Apple has its own ‘Get ready for iPhone‘ guide, with advice on how to prepare your contacts, calendar, music and videos. In anticipation of tonight’s UK launch, I’ve prepared my own pre-purchase to-do list.

‘Finger tips’
Before you reach your grubby hands into your soon-to-be empty pockets tonight, make sure your fingers are worthy of the iPhone’s gorgeous 3.5-inch touch screen display.

It takes at least fifteen seconds to wash your hands properly, which – according to a dedicated NHS hand washing website – is about the amount of time it takes to sing the ‘Happy Birthday’ song twice through. The site includes a 10 step guide, but if you can memorise the routine (“Step 6: backs of fingers to opposing palms with fingers interlocked”), you might as well learn this.

Look the part
You might think that buying an iPhone is your ticket to the lifestyles of the rich and courageous. But remember, tonight’s launch is for the first generation model, so expect to see some early adopters and hardcore Apple fan boys in the queue.
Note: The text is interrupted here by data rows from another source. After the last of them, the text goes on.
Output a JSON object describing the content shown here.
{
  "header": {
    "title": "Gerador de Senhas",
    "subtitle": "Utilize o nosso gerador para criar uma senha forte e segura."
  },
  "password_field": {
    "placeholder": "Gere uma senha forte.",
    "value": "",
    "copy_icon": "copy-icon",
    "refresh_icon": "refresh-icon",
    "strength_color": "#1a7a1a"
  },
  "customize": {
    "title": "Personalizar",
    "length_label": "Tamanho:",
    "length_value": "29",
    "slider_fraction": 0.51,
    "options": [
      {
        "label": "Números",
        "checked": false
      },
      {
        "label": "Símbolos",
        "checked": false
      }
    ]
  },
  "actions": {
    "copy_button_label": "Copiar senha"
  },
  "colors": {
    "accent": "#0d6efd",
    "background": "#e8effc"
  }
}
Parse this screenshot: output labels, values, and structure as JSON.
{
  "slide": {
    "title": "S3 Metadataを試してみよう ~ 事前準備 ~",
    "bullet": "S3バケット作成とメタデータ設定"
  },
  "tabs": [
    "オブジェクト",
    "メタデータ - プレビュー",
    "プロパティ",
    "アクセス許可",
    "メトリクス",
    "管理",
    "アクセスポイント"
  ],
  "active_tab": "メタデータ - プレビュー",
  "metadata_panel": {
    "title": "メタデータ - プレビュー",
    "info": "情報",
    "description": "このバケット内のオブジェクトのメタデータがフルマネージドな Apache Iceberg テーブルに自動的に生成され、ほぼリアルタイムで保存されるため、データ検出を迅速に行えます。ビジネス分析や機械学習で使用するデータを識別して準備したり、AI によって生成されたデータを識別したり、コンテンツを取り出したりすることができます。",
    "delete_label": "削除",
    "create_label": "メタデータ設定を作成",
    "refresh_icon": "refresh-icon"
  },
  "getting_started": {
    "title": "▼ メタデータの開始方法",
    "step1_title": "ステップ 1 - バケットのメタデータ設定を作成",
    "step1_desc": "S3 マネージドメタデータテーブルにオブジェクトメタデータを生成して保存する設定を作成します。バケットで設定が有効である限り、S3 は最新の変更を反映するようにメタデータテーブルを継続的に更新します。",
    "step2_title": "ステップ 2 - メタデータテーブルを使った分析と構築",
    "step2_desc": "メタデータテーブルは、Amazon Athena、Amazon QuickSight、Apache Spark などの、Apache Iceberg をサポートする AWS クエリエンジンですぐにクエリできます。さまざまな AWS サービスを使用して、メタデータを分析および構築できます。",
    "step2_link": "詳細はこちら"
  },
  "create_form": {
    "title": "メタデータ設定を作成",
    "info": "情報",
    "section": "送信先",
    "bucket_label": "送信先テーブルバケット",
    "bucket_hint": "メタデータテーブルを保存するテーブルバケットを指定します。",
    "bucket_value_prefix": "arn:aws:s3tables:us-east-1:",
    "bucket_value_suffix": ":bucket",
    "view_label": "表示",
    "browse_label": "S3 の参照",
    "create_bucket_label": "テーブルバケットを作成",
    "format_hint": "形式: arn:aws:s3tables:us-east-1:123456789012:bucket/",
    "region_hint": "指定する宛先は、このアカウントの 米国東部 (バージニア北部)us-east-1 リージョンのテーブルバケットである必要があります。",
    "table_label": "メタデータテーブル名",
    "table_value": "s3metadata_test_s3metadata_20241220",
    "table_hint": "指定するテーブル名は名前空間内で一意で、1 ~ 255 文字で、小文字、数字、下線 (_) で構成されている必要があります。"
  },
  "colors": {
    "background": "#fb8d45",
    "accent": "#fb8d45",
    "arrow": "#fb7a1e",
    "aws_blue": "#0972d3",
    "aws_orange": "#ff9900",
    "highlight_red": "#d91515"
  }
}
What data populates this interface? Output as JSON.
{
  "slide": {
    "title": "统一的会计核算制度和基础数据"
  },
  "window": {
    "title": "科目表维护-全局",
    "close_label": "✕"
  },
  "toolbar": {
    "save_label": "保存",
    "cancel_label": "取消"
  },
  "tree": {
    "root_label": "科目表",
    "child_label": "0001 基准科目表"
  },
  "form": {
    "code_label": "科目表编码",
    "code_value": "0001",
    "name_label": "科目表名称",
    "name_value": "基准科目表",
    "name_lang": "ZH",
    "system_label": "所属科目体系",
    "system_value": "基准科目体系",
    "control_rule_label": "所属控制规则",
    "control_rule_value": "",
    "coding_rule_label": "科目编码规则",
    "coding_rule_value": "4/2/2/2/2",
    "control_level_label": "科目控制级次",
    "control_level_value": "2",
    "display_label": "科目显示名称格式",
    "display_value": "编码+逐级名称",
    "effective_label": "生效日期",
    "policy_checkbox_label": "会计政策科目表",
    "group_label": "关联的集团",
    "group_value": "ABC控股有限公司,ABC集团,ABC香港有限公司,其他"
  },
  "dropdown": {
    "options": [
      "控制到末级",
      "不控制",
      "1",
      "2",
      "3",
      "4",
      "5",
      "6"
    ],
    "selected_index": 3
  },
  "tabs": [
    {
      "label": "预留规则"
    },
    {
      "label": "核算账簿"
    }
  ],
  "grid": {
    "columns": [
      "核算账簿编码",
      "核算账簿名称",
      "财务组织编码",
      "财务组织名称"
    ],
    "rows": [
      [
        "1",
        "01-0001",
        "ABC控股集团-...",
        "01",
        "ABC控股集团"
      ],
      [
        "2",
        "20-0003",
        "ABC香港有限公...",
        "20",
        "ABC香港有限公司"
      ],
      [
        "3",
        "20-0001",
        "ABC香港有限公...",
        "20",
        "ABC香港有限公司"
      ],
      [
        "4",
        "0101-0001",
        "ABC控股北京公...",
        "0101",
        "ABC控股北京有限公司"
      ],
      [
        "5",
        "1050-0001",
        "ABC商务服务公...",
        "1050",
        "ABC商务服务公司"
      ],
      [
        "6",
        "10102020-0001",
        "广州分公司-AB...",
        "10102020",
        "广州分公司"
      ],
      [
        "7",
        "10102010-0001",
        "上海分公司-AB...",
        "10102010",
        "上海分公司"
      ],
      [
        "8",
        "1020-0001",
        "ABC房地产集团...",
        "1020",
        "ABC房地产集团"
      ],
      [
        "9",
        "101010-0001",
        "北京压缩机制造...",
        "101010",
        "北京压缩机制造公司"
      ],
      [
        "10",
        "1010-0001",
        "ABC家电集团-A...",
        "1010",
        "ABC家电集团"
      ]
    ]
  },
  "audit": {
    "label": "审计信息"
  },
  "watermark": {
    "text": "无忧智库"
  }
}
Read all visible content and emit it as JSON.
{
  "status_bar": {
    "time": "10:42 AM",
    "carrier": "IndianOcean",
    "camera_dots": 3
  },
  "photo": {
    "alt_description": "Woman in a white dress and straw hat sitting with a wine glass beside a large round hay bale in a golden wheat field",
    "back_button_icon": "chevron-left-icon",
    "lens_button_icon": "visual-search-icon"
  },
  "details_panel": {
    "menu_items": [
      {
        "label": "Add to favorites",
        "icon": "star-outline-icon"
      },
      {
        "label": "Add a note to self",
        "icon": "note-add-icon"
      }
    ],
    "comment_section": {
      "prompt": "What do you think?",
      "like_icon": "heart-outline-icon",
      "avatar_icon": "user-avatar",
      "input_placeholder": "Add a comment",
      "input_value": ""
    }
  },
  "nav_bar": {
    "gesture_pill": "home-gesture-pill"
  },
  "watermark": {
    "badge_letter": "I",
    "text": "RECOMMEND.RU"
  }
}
Plus, this isn’t San Francisco.

So, stand out from the crowd of the great unwashed, the forum fanatics and – dare I say – the Windows users, and pick an outfit that’s casual, clean and as close to Justin Long as you can manage. (Unless, of course, you’re a girl, in which case wear nothing and make a queue of geeks very happy.)

Make a nest
You’re going to want to play with your iPhone right away (make a few ’emergency calls only’ before you activate it), but think about how you’ll carry it from one curious admirer to another. Don’t just stuff it into your jeans’ pocket with your keys, redundant iPod nano and Wii controller.

If you’re going to put it in your jeans, make sure you wash them first, inside out with the pockets reversed. Fortunately, the iPhone gets a winter launch here in the UK, so most punters will be wearing jackets to brave the queue. Pick one with a lined inner pocket and place your iPhone with its screen facing you.